Fünf Kilometer später war Pogačar zurück, hielt sich aber erstmal am Hinterrad des Briten auf. Trotzdem blieb der Vorsprung auf die Verfolger recht konstant. Die spalteten sich 35 Kilometer vor dem Ziel auch. Wellens, der sich lange ausruhen konnte ob seines Kapitäns an der Spitze, Healy, Bilbao und Adria lösten sich vom Rest und sammelten Swift auf, machten dann ihr Ding.
Auch 20 Kilometer vor dem Ziel blieb die Situation unverändert. Pogačar hielt sich überwiegend am Hinterrad von Pidcock, der Vorsprung zu den ersten Verfolgern blieb bei einer Minute. Im vorletzten Sektor - Colle Pinzuto - ging Pogačar dann aber in die Offensive. Im Anstieg trat der Titelverteidiger plötzlich aufs Tempo, löste sich und ließ einen resignierten Pidock zurück.

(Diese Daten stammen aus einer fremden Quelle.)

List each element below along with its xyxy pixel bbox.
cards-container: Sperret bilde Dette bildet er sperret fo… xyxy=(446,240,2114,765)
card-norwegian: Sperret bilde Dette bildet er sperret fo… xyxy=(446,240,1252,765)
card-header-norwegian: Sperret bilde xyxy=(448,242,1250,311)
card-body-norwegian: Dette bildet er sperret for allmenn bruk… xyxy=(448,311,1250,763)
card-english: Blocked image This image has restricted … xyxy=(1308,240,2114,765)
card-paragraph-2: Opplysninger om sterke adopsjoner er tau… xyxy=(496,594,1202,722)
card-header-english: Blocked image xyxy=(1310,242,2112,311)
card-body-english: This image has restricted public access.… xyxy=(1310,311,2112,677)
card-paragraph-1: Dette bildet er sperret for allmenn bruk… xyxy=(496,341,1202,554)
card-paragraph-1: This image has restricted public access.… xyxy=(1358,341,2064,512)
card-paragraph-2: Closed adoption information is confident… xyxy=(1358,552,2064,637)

Bei den Verfolgern nutzte Pogačars Teamkollege Wellens ebenfalls die Stelle, an der Pogačar attackierte, um sich seinen Mitstreitern zu entledigen. Allerdings hatte auch der Belgier zu diesem Zeitpunkt bereits mehr als anderthalb Minuten Rückstand auf seinen Kapitän.
Im letzten Sektors - Le Tolfe - zwölf Kilometer vor dem Ende ging Pogačar zwar etwas vorsichtiger. Auch alle anderen Abfahrten nahm er nicht mehr mit Vollgas. Dennoch wuchs sein Vorsprung auf eine Minute. Daran änderte sich bis ins Ziel nichts mehr entscheidend. Allerdings schaffte es Wellens auch nicht, die Lücke zu Pidcock zu schließen, der damit den UAE-Doppelsieg verhinderte. Nach hinten brannte für den Belgier aber auch nichts mehr an. Auch Healy kam als Vierter solo ins Ziel - mit dreieinhalb Minuten Rückstand.
Adria, der als bester Profi von Red Bull und als Ersatz-Kapitän für den kranken Maxim Van Gils lange auf dem Weg zu einem Top 5 Ergebnis war, musste seinem Effort auf den letzten KIlometern noch Tribut zollen. Er wurde mit gut fünf Minuten Rückstand Zehnter.